Drajat (2008) menerapkan sistem kendali fuzzy pada suhu dan kelembaban
pada mesin pengering kertas. Sistem kendali berbasis mikrokontroler ATmega
8535 dengan sensor suhu dan kelembaban tipe SHT11 digunakan untuk
mengidentifikasi kertas kering yang ideal dengan suhu 33 – 35 oC dan kelembaban
udara 41 %. Dengan pengujian 3 nilai set point yang berbeda ; 40, 45 dan 50 oC
memberikan hasil yang bersesuain dengan suhu kertas pada 38 oC dan kelembaban
pada 40.9 %. Sedangkan set point pada suhu 40 oC dan 45oC menghasilkan suhu
kertas 34.7 oC dan 36.1 oC serta kelembaban 49.2 % dan 43.5 %.
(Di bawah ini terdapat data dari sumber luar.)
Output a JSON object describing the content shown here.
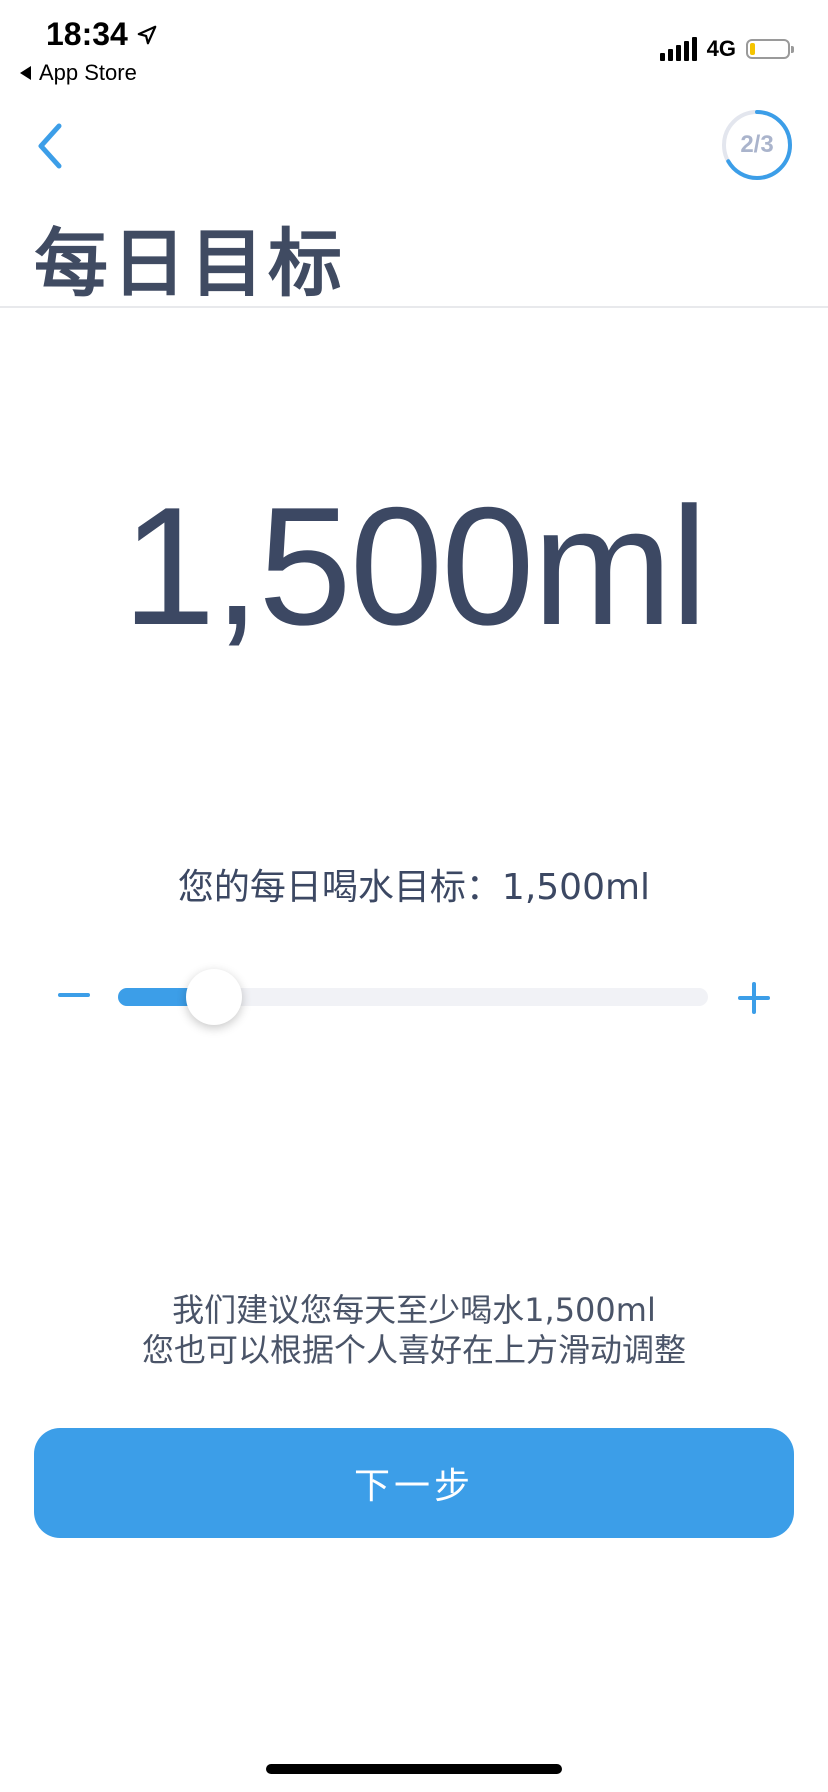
{
  "status_bar": {
    "time": "18:34",
    "back_app": "App Store",
    "network": "4G",
    "battery_level_fraction": 0.15
  },
  "nav": {
    "step": "2/3",
    "step_progress_fraction": 0.667
  },
  "page_title": "每日目标",
  "goal": {
    "big_value": "1,500ml",
    "label_line": "您的每日喝水目标：1,500ml",
    "slider_fraction": 0.145
  },
  "hint": {
    "line1": "我们建议您每天至少喝水1,500ml",
    "line2": "您也可以根据个人喜好在上方滑动调整"
  },
  "next_button": "下一步",
  "colors": {
    "accent": "#3c9ee8",
    "text": "#3c4863"
  }
}
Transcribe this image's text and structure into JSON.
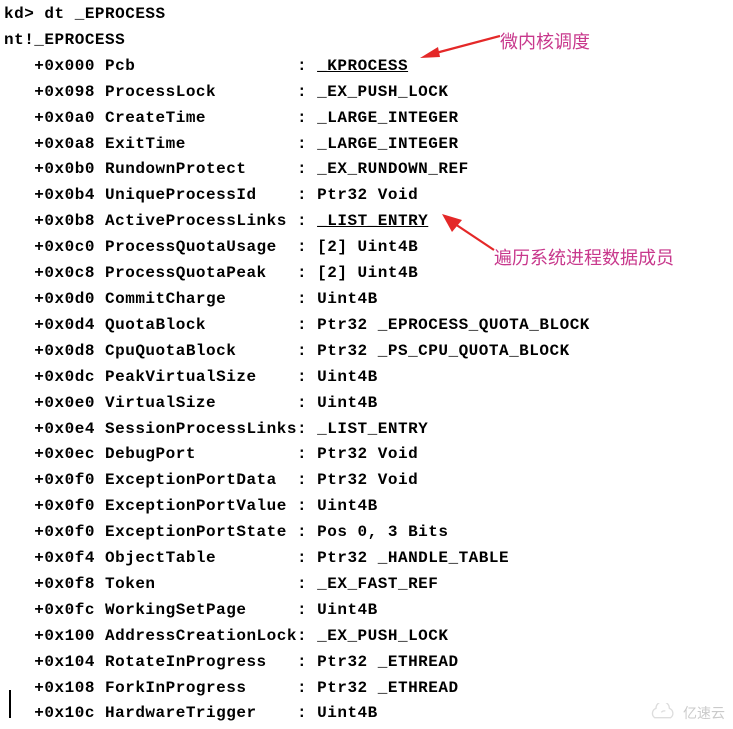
{
  "prompt": "kd> dt _EPROCESS",
  "struct_header": "nt!_EPROCESS",
  "annotations": {
    "a1": "微内核调度",
    "a2": "遍历系统进程数据成员"
  },
  "watermark": "亿速云",
  "rows": [
    {
      "off": "+0x000",
      "name": "Pcb",
      "sep": ":",
      "type": "_KPROCESS",
      "u": true
    },
    {
      "off": "+0x098",
      "name": "ProcessLock",
      "sep": ":",
      "type": "_EX_PUSH_LOCK"
    },
    {
      "off": "+0x0a0",
      "name": "CreateTime",
      "sep": ":",
      "type": "_LARGE_INTEGER"
    },
    {
      "off": "+0x0a8",
      "name": "ExitTime",
      "sep": ":",
      "type": "_LARGE_INTEGER"
    },
    {
      "off": "+0x0b0",
      "name": "RundownProtect",
      "sep": ":",
      "type": "_EX_RUNDOWN_REF"
    },
    {
      "off": "+0x0b4",
      "name": "UniqueProcessId",
      "sep": ":",
      "type": "Ptr32 Void"
    },
    {
      "off": "+0x0b8",
      "name": "ActiveProcessLinks",
      "sep": ":",
      "type": "_LIST_ENTRY",
      "u": true
    },
    {
      "off": "+0x0c0",
      "name": "ProcessQuotaUsage",
      "sep": ":",
      "type": "[2] Uint4B"
    },
    {
      "off": "+0x0c8",
      "name": "ProcessQuotaPeak",
      "sep": ":",
      "type": "[2] Uint4B"
    },
    {
      "off": "+0x0d0",
      "name": "CommitCharge",
      "sep": ":",
      "type": "Uint4B"
    },
    {
      "off": "+0x0d4",
      "name": "QuotaBlock",
      "sep": ":",
      "type": "Ptr32 _EPROCESS_QUOTA_BLOCK"
    },
    {
      "off": "+0x0d8",
      "name": "CpuQuotaBlock",
      "sep": ":",
      "type": "Ptr32 _PS_CPU_QUOTA_BLOCK"
    },
    {
      "off": "+0x0dc",
      "name": "PeakVirtualSize",
      "sep": ":",
      "type": "Uint4B"
    },
    {
      "off": "+0x0e0",
      "name": "VirtualSize",
      "sep": ":",
      "type": "Uint4B"
    },
    {
      "off": "+0x0e4",
      "name": "SessionProcessLinks",
      "sep": ":",
      "type": "_LIST_ENTRY"
    },
    {
      "off": "+0x0ec",
      "name": "DebugPort",
      "sep": ":",
      "type": "Ptr32 Void"
    },
    {
      "off": "+0x0f0",
      "name": "ExceptionPortData",
      "sep": ":",
      "type": "Ptr32 Void"
    },
    {
      "off": "+0x0f0",
      "name": "ExceptionPortValue",
      "sep": ":",
      "type": "Uint4B"
    },
    {
      "off": "+0x0f0",
      "name": "ExceptionPortState",
      "sep": ":",
      "type": "Pos 0, 3 Bits"
    },
    {
      "off": "+0x0f4",
      "name": "ObjectTable",
      "sep": ":",
      "type": "Ptr32 _HANDLE_TABLE"
    },
    {
      "off": "+0x0f8",
      "name": "Token",
      "sep": ":",
      "type": "_EX_FAST_REF"
    },
    {
      "off": "+0x0fc",
      "name": "WorkingSetPage",
      "sep": ":",
      "type": "Uint4B"
    },
    {
      "off": "+0x100",
      "name": "AddressCreationLock",
      "sep": ":",
      "type": "_EX_PUSH_LOCK"
    },
    {
      "off": "+0x104",
      "name": "RotateInProgress",
      "sep": ":",
      "type": "Ptr32 _ETHREAD"
    },
    {
      "off": "+0x108",
      "name": "ForkInProgress",
      "sep": ":",
      "type": "Ptr32 _ETHREAD"
    },
    {
      "off": "+0x10c",
      "name": "HardwareTrigger",
      "sep": ":",
      "type": "Uint4B"
    }
  ]
}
Heriyanto (2014) merancang alat pengering gabah dengan pengendali suhu
dan kelembaban berbasis arduino uno R3. Perangkat aktuator yang digunakan
adalah pemanas (heater), blower dan motor. Sedangkan sensor yang digunakan
untuk mengukur nilai suhu dan kelembaban adalah DHT21. Dibutuhkan waktu 175
menit untuk mengeringkan 5 kg gabah basah dengan RH 19.2 % dan pada ruang
penering dengan RH 13 %. Kesalahan pembacaa dari sensor rata-rata 11.5%
sehingga akurasi sensor DHT21 rata-rata mencapai 88.5 % RH. Kesalahan
pembacaan suhu rata-rata 5.05 oC sehingga akurasi DHT21 mencapai 94.95 oC.
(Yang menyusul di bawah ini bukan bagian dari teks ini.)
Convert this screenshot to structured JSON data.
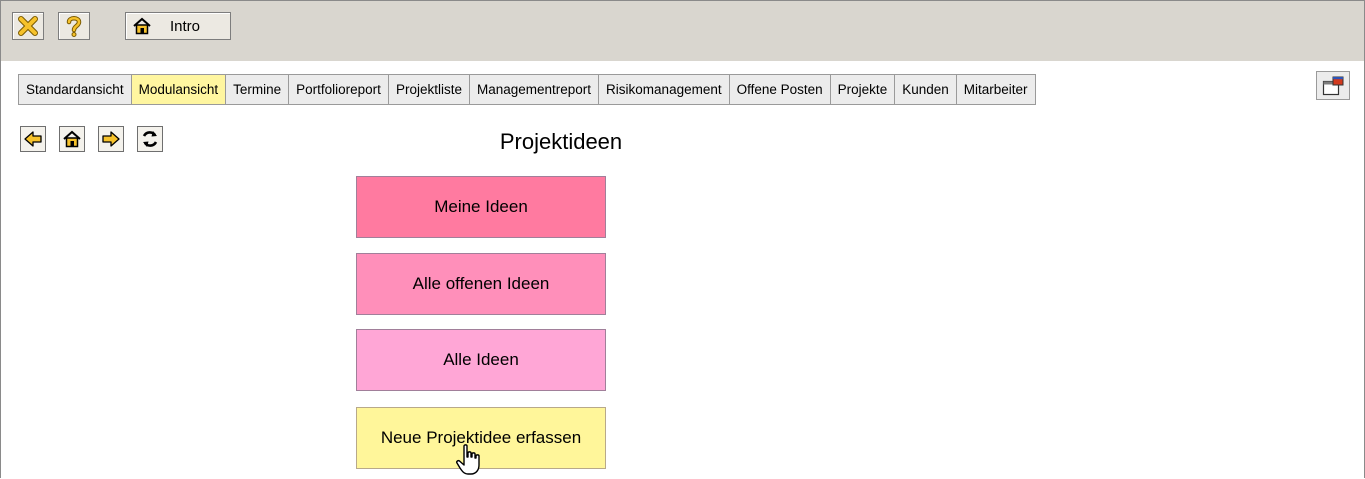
{
  "toolbar": {
    "close_icon": "close-x-icon",
    "help_icon": "question-mark-icon",
    "home_icon": "home-icon",
    "intro_label": "Intro"
  },
  "tabs": [
    {
      "label": "Standardansicht",
      "active": false
    },
    {
      "label": "Modulansicht",
      "active": true
    },
    {
      "label": "Termine",
      "active": false
    },
    {
      "label": "Portfolioreport",
      "active": false
    },
    {
      "label": "Projektliste",
      "active": false
    },
    {
      "label": "Managementreport",
      "active": false
    },
    {
      "label": "Risikomanagement",
      "active": false
    },
    {
      "label": "Offene Posten",
      "active": false
    },
    {
      "label": "Projekte",
      "active": false
    },
    {
      "label": "Kunden",
      "active": false
    },
    {
      "label": "Mitarbeiter",
      "active": false
    }
  ],
  "nav_icons": [
    "back-arrow-icon",
    "home-icon",
    "forward-arrow-icon",
    "refresh-icon"
  ],
  "page": {
    "title": "Projektideen",
    "buttons": [
      {
        "label": "Meine Ideen",
        "color": "#ff7aa0"
      },
      {
        "label": "Alle offenen Ideen",
        "color": "#ff8fba"
      },
      {
        "label": "Alle Ideen",
        "color": "#ffa6d6"
      },
      {
        "label": "Neue Projektidee erfassen",
        "color": "#fff69a"
      }
    ]
  },
  "colors": {
    "active_tab": "#fff6a0",
    "toolbar_bg": "#d9d6cf"
  }
}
Srzednicki (2005) mengembangkan sistem kendali pada In-Store Drying
(ISD) pada pengeringan gabah dengan memberikan pemanas tambahan di dekat
ventilasi udara lingkungan yang menuju ke ruang penyimpanan. Tujuannya adalah
untuk menjaga kondisi kelembaban udara tetap konstan, yaitu dengan
meningkatkan suhu sebesar 5 oC menggunakan tungku batu bara berukuran kecil.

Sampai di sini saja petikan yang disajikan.